I don't know very many games that go that overboard with background animations. It's more common to use individual sprites for the animated elements(like the twinkling stars). And I wouldn't fault the game engine on this one, as I don't know of any other engine that could handle this massive data with ease either.
If you really wanted to do it like video, there are extensions that can handle it, though I don't think any are free. GMS2 doesn't handle video natively. I'm thinking you are just going to have to rethink the way you this, either animating smaller pieces and overlaying them on a static background, or just doing many less frames.

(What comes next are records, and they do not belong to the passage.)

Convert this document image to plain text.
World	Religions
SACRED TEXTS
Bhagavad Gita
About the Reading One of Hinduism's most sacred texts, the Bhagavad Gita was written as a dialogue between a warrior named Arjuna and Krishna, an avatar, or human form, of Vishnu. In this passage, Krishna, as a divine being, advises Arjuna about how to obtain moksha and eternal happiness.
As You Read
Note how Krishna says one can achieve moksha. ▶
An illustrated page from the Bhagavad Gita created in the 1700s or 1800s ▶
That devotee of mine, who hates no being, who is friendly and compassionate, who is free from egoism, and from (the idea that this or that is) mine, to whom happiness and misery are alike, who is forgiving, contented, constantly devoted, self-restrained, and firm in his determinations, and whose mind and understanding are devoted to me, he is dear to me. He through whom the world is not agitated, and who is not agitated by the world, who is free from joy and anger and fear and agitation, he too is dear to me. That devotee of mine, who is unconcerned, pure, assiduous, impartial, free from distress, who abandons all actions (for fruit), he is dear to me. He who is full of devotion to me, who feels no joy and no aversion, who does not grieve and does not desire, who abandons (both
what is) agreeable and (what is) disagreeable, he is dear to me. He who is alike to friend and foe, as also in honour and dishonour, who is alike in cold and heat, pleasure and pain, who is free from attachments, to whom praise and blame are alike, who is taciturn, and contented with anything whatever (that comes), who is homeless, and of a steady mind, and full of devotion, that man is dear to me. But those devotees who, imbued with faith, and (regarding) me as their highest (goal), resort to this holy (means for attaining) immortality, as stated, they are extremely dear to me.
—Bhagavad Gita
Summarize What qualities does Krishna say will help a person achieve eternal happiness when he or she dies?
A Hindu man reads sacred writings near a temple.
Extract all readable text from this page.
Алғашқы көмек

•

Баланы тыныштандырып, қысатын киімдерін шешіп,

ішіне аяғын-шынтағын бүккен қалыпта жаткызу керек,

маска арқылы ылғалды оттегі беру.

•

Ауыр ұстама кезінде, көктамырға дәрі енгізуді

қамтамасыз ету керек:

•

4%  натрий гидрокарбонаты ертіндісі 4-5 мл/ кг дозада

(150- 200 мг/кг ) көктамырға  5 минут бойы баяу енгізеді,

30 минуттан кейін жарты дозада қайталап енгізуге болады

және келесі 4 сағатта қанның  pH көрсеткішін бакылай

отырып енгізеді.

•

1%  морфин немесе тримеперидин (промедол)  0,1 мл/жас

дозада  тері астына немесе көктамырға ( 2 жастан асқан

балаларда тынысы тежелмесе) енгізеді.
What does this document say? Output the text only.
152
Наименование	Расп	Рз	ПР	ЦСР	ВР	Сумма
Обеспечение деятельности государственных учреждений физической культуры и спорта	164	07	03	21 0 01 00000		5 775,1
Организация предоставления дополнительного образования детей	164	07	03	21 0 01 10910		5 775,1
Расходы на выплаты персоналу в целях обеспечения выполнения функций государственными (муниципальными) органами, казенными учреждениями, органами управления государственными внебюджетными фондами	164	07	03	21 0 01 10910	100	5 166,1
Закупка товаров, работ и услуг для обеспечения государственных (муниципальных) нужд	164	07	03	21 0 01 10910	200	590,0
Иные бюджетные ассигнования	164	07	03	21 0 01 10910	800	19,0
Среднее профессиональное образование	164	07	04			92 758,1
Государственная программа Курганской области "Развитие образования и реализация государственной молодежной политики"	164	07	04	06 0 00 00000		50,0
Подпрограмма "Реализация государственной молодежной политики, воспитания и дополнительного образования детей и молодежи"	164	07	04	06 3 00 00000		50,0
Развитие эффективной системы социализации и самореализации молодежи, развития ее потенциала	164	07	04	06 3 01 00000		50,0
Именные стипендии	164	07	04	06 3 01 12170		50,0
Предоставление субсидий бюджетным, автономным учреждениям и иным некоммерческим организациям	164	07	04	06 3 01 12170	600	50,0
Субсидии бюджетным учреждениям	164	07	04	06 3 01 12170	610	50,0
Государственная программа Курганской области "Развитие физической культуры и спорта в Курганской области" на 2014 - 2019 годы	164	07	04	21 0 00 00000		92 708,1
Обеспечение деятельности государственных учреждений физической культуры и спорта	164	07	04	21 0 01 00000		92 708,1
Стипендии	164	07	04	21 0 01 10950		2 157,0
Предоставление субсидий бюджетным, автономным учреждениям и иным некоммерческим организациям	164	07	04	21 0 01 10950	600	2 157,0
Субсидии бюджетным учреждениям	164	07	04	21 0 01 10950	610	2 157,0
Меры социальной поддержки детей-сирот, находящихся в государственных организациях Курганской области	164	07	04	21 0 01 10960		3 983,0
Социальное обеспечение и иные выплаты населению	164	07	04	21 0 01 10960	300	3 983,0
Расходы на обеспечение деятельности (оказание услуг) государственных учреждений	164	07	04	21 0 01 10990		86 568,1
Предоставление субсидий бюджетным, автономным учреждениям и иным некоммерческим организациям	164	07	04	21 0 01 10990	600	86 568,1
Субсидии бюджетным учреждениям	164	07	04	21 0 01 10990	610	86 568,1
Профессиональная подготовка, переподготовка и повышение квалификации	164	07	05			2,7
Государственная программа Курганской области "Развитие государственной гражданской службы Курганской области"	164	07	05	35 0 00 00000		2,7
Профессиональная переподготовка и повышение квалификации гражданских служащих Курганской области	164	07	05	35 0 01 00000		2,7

Think about it like this. If I understand it correctly, GMS2 isnt' doing anything fancy as far as compressing image data for the GPU. So it is working with 32 bytes per pixel(RGBA 8 bytes each). That's almost 8MB per frame at 1920*1080. Which is over half a GB, just for that one background. I'm sure that's why GMS is lagging on you at that point. That 500 frame animation you were looking at is going to be just under 4GB. That's more RAM than a 32 bit PC can even use. Modern PCs have 8, 16, or more still, but see how much memory that is using compared to total memory? Then you also have the GPU's memory to be concerned with. If you aren't on a gaming GPU you aren't likely to have more than a few GB RAM on the GPU so even if you did get the game to compile you would be constantly swapping textures to the GPU. Your typical high-end 3d game doesn't try to do what you are trying to do on a 2d game basically.